Briggs considers the arresting similarities and instructive differences between FitzGerald and two other retiring poets whose modest poetic output has won an exceptional popularity, Thomas Gray and A. E. Housman.

FitzOmar: Live Eagle

FitzOmar: Live Eagle. D. Alexander.
In: Creating Literature Out of Life: The Making of Four Masterpieces. University Park, Pennsylvania State University Press, 1996. p. 45-84.

Gives a biographical sketch that suggests the psychological background and context for FitzGerald’s composition of the first (1859) version of the Rubáiyát.

‘Umar Khayyám: philosopher-poet-scientist.

‘Umar Khayyám: philosopher-poet-scientist. S.H. Nasr.
In: Islamic Intellectual Tradition in Persia. Ed. by M. Aminrazavi. London, Routledge, 1996, p. 175-178.

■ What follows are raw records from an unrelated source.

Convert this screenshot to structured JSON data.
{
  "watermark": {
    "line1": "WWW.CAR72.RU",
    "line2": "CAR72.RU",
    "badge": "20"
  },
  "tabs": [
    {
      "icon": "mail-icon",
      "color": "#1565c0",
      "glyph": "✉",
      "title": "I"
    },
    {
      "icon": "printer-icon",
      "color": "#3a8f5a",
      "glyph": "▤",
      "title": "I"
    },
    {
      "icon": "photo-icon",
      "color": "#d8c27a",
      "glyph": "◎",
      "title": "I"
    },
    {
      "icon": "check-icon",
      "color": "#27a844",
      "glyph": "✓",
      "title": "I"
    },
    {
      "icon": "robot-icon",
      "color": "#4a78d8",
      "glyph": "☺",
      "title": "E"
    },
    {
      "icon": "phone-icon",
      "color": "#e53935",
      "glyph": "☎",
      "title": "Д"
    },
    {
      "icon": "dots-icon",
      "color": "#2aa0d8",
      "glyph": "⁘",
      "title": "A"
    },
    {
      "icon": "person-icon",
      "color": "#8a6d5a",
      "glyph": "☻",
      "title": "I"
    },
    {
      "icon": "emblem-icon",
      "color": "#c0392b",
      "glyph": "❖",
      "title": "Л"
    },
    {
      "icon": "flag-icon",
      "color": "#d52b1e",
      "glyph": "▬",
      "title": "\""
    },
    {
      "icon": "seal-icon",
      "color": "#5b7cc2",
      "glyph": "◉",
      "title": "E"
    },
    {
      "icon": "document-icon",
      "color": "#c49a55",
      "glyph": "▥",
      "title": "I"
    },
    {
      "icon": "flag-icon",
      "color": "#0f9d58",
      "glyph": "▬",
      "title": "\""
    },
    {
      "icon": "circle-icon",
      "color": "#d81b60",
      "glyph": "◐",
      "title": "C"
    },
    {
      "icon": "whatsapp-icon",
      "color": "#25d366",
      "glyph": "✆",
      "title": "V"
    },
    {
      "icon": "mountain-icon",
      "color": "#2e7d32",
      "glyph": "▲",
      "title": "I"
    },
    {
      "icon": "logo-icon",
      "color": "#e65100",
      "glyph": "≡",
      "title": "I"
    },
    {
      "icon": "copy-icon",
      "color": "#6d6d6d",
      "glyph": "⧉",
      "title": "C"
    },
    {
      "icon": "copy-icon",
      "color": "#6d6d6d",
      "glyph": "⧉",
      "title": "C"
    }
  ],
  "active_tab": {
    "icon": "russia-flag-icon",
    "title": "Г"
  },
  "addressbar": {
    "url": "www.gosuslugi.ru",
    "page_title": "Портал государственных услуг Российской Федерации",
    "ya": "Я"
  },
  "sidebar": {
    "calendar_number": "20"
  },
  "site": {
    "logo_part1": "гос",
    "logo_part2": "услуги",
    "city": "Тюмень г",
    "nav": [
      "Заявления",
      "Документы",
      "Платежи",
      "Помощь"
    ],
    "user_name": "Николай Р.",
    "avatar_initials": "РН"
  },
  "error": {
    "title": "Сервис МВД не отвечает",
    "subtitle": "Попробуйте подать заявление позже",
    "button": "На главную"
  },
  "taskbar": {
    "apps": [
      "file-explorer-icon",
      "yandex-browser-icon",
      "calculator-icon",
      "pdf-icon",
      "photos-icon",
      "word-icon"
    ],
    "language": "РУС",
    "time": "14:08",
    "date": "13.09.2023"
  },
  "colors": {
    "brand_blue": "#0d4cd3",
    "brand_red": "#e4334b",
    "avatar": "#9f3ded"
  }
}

Originally as preface in “Ruba’iyat of Omar Khayyam” , by A. Saidi, 1991

Umar Khayyam

Umar Khayyam
In: Dalal (Ed.) Ethics in Persian poetry (with special reference to Timurid period). Ghulam Abbas Dalal. New Delhi : Abhinav Publications, 1995. ISBN: 8170173140 . Pp. 71–95.

Discusses life of Khayyam and his works, and the views thereon. Was he a poet or not, a drunkard and heretic, and what was his character?